Tianhao Yan - Authorea

The great variety of human emotional expression as well as the differences in the ways they perceive and annotate them make Speech Emotion Recognition (SER) an ambiguous and challenging task. With the development of deep learning, long-term progress has been made in supervised SER systems. However, the existing convolutional neural networks present certain limitations, such as their inability to well capture global features, which contain important emotional information. In addition, due to the subjective nature and continuity of emotion, the instance segments in which emotional speech is typically segmented do not fully reflect the true labels and cannot describe dynamic temporal changes. Thus, accurate emotional representation cannot be learnt in the process of feature extraction. In order to overtake these limitations, we propose an end-to-end network only for speech that maps sequences of different lengths to a fixed number of chunks and strictly preserves the order of chunks by adaptively adjusting their overlap.
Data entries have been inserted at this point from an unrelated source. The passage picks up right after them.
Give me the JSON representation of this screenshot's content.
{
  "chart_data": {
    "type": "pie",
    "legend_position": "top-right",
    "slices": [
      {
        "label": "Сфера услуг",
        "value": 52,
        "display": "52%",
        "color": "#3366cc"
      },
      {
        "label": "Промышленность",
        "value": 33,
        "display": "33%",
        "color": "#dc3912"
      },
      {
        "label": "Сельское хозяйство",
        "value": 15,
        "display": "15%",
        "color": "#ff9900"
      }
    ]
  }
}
Subsequently, it extracts log-mel spectrogram features from chunk-level segments and feeds them into the Residual Multi-Scale Convolutional Neutral Networks with Transformer(RMSCTx) model framework. Finally, by keeping the order of the chunk-level segments, a temporal domain mean layer is used to further extract utterance-level feature representations. With this method, we perform multidimensional SER, i. e., the prediction of arousal, valence, and dominance. The experimental results on three popular corpora demonstrate not only the superiority of our approach, but also the robustness of the model for SER, showing an improvement of the recognition accuracy in the newest version of the public dataset MSP-Podcast (1.9).